The Participant hereby acknowledges and agrees that the Release shall become effective on the 8th day after the Participant signs it (the “Release Date”) and that Participant may at any time before the Release Date revoke this Release by hand delivering, or sending via overnight mail, a written notice of revocation to the Company: [ADDRESS].
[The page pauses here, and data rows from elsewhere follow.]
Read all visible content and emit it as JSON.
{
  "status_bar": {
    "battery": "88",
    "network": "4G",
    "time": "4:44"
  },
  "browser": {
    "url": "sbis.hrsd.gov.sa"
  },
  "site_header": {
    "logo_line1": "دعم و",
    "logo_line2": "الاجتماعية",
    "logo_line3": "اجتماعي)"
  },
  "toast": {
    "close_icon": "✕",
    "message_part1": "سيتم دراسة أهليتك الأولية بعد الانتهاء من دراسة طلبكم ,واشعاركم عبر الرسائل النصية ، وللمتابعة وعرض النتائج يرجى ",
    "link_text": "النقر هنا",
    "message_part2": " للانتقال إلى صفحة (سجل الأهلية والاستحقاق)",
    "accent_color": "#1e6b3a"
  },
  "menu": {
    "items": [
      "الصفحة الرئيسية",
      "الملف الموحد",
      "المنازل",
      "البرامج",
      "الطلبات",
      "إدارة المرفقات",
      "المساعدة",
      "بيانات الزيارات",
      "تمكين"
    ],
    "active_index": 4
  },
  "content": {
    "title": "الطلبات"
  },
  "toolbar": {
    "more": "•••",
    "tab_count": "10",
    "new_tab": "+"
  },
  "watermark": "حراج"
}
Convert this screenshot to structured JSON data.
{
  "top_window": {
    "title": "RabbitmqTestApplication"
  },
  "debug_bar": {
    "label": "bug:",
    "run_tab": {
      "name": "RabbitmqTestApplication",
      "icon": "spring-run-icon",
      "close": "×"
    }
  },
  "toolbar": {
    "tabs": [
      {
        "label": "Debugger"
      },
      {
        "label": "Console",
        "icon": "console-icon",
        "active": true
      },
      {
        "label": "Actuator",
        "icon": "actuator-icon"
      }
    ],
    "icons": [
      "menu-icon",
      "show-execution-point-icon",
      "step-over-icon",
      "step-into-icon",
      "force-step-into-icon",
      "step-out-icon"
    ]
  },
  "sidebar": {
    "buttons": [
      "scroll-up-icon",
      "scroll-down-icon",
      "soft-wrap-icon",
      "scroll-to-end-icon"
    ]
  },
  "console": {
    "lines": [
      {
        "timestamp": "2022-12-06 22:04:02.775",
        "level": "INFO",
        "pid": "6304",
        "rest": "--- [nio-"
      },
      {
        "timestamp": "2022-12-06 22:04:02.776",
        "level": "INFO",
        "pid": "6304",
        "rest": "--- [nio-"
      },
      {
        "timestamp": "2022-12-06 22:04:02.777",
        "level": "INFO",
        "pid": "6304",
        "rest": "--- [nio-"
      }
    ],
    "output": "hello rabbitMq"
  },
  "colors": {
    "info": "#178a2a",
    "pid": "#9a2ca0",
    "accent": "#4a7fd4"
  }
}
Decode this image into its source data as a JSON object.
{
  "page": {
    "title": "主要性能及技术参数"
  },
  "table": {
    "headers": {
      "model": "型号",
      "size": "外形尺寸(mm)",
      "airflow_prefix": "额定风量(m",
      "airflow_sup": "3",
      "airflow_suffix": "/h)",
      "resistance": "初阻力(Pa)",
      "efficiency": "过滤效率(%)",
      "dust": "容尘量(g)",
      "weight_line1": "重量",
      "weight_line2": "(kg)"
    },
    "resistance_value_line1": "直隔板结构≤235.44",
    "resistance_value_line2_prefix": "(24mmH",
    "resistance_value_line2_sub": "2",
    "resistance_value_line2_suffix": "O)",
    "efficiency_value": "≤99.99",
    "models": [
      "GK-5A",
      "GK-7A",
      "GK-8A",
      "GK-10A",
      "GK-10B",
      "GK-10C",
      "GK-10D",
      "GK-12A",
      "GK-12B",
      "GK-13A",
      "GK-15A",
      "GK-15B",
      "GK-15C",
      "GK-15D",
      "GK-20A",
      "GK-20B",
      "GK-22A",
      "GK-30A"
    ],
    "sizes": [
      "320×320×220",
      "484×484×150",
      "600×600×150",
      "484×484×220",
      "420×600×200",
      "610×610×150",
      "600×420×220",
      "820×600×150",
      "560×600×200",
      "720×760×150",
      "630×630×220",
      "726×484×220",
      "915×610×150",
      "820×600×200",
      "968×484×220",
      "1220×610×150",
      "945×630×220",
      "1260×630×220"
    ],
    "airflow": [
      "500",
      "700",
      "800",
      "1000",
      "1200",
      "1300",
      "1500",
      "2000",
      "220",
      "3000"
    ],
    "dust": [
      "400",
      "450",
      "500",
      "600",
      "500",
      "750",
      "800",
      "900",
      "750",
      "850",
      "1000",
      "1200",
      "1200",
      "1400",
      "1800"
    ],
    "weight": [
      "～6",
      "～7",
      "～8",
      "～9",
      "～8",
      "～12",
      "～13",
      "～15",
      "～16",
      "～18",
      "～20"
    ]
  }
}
[Remainder of Page Intentionally Left Blank]



2





IN WITNESS WHEREOF, the undersigned has executed this Release Agreement as of the [__] day of [__________], 201[__].

                        
____________________________________
Name:
 
 




1



[Form of Award Notice]
March 10, 2015
[NAME]

[ADDRESS]

[ADDRESS]
Re:
Award Notice / Neff Holding LLC 2014 Incentive Bonus Plan
Dear [NAME]:
The Board of Managers of Neff Holdings LLC has recently approved the 2014 Incentive Bonus Plan, as may be amended and restated (the “Plan”, a copy of which is attached hereto), the purpose of which is to provide incentives to certain managers and employees of the company based on the amount of cash proceeds returned to the company’s owners under certain specified circumstances.
Capitalized terms used in this Award Notice that are not defined herein have the meanings set forth in the Plan.
Pursuant to Section 4 of the Plan, you are hereby notified that you have been selected to be a Participant in the Plan and are eligible for an Award with an Award Percentage of ___%. This Award and your rights and obligations hereunder are subject to all of the terms and conditions of the Plan, the terms and conditions of which are incorporated herein by reference to the same extent as if fully set forth herein.
Below is an Acknowledgment that we are requesting you to sign as a condition to the effectiveness of this Award Notice. Please sign and date this Acknowledgment, keep a copy for your file and return an original executed copy to Mark Irion, Chief Financial Officer. Should you have any questions about this Award please do not hesitate to contact me.
We value your commitment to the success of the company and hope that you continue to find your involvement with the Company enjoyable and professionally rewarding.
Sincerely,

Chief Executive Officer


1



Enc. Neff Holding LLC 2014 Incentive Bonus Plan







Neff Holdings LLC 2014 Incentive Bonus Plan
ACKNOWLEDGMENT:
By executing this acknowledgment, the undersigned acknowledges that he or she has received a copy of the Neff Holdings LLC 2014 Incentive Bonus Plan (the “Plan”), has read the terms and provisions of the Plan and has been given an opportunity to ask questions of or request additional information from the company. The undersigned further agrees that this letter, together with the Plan, represent the entire agreement of the parties with respect to the subject matter thereof and supersede all prior agreements, promises, covenants, arrangements, communications, representations and warranties between them, whether written or oral, with respect to the subject matter thereof.